Distributed Replication System about a Movie Rating Dataset
Introduction I implemented a reliable distributed replication system based on the gossip architecture which supports a client to retrieve, update, and submit movie ratings. There are five source files:
- server0.py
- server1.py
- server2.py
- FE.py
- client.py
Requirement This system is implemented and tested on Python 3.7.2 or later version. To run the program, you need install Pyro4 package in your local Python environment. Read https://pythonhosted.org/Pyro4/install.html for further information. Before setup, ensure Pyro4 naming server is created. You can do so by typing "python -m Pyro4.naming" in your command prompt.
Setup The program consists of 3 backend servers, 1 frontend server, and a client program. Hence, you will need open 5 windows of command prompt, change directory to the parent folder of this text document, and execute by typing "python3 FILENAME". To initialize properly, you'd better execute them in the command prompt in order (backend -> frontend -> client).

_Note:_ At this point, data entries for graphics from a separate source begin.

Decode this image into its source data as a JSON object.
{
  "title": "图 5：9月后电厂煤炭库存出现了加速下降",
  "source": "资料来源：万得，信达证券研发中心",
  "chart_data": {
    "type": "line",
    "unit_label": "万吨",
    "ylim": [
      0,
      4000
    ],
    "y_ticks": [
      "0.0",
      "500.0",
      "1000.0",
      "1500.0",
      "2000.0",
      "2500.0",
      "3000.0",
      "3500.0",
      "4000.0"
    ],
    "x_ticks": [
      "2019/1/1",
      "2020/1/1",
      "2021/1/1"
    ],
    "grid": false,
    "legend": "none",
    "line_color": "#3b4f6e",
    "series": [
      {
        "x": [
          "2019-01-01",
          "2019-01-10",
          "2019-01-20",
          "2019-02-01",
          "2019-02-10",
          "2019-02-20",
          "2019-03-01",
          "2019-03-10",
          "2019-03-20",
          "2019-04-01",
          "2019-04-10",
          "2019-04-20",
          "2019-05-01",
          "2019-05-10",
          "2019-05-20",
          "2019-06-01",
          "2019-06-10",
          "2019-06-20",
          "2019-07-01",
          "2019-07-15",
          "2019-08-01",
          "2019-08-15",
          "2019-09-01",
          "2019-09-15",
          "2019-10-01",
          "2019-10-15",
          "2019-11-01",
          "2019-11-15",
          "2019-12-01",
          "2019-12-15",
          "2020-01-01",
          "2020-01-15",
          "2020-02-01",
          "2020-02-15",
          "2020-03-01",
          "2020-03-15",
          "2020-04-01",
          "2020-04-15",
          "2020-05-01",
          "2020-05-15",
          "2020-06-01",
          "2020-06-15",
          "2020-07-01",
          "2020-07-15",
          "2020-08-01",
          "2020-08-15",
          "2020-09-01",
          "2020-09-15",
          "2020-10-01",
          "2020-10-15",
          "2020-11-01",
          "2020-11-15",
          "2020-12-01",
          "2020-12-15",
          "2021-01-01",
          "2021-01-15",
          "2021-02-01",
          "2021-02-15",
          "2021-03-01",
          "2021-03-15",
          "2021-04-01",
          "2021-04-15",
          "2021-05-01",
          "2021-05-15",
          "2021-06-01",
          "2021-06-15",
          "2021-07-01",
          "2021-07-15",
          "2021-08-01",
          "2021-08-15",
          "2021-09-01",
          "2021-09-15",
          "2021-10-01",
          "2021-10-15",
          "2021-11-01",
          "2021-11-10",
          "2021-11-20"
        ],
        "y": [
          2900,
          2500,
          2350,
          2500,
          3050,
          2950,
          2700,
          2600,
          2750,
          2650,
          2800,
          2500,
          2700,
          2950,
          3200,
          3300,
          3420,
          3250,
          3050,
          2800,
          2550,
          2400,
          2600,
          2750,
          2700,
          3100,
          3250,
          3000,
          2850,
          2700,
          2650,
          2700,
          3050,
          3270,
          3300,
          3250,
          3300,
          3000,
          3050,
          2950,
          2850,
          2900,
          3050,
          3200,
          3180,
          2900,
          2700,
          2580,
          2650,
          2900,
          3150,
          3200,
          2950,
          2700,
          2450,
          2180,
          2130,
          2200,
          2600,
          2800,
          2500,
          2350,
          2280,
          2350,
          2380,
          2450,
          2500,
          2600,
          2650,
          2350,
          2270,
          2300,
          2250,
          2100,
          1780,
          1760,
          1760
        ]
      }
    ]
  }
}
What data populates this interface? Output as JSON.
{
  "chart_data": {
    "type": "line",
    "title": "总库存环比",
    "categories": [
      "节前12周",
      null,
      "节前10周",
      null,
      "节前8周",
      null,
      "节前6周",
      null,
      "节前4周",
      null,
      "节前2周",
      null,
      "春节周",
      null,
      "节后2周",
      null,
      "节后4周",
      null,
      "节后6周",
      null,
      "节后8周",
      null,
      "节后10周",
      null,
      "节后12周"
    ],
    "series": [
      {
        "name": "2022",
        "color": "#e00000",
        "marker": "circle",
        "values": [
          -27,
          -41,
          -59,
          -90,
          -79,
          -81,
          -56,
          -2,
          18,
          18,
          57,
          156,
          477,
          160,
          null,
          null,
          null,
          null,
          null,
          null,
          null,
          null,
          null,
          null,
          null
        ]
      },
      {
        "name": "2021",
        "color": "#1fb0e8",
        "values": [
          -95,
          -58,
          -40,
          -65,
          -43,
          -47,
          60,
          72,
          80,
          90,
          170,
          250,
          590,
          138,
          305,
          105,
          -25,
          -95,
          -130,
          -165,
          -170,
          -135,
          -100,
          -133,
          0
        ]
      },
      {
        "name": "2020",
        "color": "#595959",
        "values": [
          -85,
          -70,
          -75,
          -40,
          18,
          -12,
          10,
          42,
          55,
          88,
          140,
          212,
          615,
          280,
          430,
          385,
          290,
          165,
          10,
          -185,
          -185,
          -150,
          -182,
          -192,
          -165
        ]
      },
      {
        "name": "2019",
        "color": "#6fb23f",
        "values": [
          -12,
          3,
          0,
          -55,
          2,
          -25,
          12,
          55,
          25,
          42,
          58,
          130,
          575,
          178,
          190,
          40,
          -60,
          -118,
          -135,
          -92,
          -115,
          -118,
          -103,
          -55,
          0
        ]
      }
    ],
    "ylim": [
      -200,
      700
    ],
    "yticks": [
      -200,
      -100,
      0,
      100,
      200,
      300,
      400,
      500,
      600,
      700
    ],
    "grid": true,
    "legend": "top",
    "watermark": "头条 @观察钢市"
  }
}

Implementation To allow the simulation of server availability and failure situations, I arbitrarily set the possibility that a server reports itself as active/offline to 95%/5% respectively. Also, whenever the number of update/submit that are pending gossip exceeds 5, the server will report itself as "overloaded".
This distributed replication system uses lazy ordering to ensure the information stored in each server is up-to-date eventually. The time period that each server pushes its gossip message is set to 5 seconds. This setting is good enough to return an effective response to the clients.
However, in very unlikely cases, for example, one client submits the rating of a movie and another client queries it at the same time. My implementation will overcome this issue by maintaining a pending list, i.e., only the query that is not in pending list will be processed. Otherwise, an error will be printed on client side.
My implementation also takes the accidental shutdown of servers into consideration. Whenever the closed server restarts again, all associated programs will reconnect to it automatically. However, accidental shutdown will lead to data loss, i.e., those data that did not go through gossip process before the server is closed will be lost.